10/10/2014 14:53 BST | Updated 09/12/2014 10:59 GMT

On Thursday 18 September 2014 the people of Scotland were asked to voice our opinions on whether or not our nation should become an independent country. Regardless of the outcome, this day will be marked in history. A matter of great importance to the people was raised, debated, campaigned for and against and ultimately, decided on. While other parts of the world suffer in silence, or wage war about such matters, we were able to make our voices heard in a peaceful, democratic manner.

And now the votes have been cast, and we have said no. The majority of the country felt that we were better off remaining as part of the United Kingdom. Understandably, those who voted Yes are disappointed by this outcome. But what disappoints me more is the way that some of them have reacted to this, declaring that it was rigged, that people voted No out of fear, that they now feel ashamed to be Scottish. All of which I find insulting and absurd.

Obviously people will be upset when the outcome is not what they desired, but the decision was taken based on the opinion of the majority; that's just how democracy works. No one should judge other for their opinions, nor make assumptions about how those opinions are formed. Campaigning before a referendum makes sense, as people need to be informed about both sides of the argument. But to persist in doing so after the decision has been made suggests a level of pettiness and bitterness. I've seen people fight and fall out over this matter, which is of course an incredibly important one, but important enough to lose friends over? Hard as it may be, these people need to accept this outcome and learn to respect the opinions of others.

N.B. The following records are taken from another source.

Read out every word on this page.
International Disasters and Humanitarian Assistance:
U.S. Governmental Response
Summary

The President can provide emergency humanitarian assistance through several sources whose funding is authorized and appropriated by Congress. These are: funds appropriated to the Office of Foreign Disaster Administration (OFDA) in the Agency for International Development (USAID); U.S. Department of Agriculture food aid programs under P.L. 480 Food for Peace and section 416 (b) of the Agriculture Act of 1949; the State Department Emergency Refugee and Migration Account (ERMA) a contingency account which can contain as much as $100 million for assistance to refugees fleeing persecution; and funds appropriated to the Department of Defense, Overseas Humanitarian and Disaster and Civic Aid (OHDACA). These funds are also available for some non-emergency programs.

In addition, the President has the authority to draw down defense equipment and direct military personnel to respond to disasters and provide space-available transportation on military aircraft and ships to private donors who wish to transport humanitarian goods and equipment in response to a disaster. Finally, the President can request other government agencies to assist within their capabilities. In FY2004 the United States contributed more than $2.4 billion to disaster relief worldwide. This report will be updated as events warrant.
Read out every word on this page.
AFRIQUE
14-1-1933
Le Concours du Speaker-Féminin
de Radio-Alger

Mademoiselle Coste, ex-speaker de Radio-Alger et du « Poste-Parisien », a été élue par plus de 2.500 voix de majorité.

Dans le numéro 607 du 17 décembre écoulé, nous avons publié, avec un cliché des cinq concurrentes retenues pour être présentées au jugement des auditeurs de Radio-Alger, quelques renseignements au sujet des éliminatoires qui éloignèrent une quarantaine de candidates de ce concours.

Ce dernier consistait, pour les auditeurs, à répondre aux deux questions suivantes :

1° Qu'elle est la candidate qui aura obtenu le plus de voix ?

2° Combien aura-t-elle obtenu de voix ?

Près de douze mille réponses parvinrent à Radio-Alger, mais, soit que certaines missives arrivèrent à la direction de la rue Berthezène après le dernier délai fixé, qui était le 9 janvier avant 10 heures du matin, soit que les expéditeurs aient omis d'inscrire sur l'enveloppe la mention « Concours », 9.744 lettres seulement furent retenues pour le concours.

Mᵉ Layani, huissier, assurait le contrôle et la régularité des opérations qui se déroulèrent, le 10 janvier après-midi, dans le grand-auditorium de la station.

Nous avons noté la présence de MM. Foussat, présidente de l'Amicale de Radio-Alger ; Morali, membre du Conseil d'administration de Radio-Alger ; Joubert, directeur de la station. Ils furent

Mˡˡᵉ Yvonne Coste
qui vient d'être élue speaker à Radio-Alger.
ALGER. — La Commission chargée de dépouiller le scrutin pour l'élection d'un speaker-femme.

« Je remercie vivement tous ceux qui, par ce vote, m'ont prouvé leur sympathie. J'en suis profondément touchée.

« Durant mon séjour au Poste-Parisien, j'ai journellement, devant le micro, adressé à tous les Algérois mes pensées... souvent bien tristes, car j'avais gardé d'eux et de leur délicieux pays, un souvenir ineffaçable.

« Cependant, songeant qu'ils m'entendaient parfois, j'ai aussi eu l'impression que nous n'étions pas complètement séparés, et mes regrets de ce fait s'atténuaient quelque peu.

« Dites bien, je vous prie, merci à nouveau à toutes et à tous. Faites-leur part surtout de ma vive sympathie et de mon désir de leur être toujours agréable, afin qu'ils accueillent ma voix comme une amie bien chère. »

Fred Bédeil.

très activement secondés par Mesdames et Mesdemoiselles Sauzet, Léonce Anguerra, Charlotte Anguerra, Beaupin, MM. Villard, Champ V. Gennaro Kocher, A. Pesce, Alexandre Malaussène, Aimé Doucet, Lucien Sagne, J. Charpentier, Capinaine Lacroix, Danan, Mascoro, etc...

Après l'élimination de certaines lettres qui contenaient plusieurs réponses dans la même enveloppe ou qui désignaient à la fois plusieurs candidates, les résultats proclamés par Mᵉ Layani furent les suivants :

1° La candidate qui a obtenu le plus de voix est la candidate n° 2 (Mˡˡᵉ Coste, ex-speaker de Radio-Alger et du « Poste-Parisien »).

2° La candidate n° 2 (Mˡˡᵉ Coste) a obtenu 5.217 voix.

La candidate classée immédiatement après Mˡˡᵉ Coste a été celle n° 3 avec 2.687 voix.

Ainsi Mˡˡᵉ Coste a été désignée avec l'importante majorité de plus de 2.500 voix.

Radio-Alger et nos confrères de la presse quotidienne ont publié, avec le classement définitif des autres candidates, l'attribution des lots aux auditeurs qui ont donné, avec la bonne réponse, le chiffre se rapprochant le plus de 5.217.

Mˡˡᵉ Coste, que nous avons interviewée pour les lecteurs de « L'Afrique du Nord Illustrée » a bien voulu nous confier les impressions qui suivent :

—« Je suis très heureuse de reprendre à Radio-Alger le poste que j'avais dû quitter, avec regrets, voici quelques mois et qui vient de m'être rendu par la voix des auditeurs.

As for the declarations concerning our nationality and sense of pride, I think it's clear to the rest of the world that Scotland has a unique culture and heritage that we are fiercely proud of. We have a long and turbulent relationship with England throughout history, and it's true that other countries have a tendency to use Britain and England synonymously, when they are not the same thing, and Scots have long been irritated by such errors. However, choosing to remain united with them is not from lack of pride, but rather a decision taken for sensible and practical reasons. If the Yes and No defenders can reconcile their differences, we can again be a nation proud of who we are, regardless of the Union.

Change will have to come though. The referendum had a staggeringly high turn-out, and for years in advance people were discussing and defending sides in the debate. Also, while the No vote was in the majority, almost half the country said Yes. These are all reflections on how important this issue is to the country, and how many of us are crying for change of some kind. Many who voted No believe the United Kingdom is a better option than independence, but not that things are perfect as they are. It is still unclear as to what exactly needs to be done and what will come next, but it's clear that the country doesn't wish to go on exactly as we have.

Through this referendum the voices of the Scots were heard, and they need to continue to be heard just as loudly in future. The people who are still hung-up on the result need to be mature and respectful and move on from it; but that doesn't mean that they shouldn't continue to fight for change in other ways.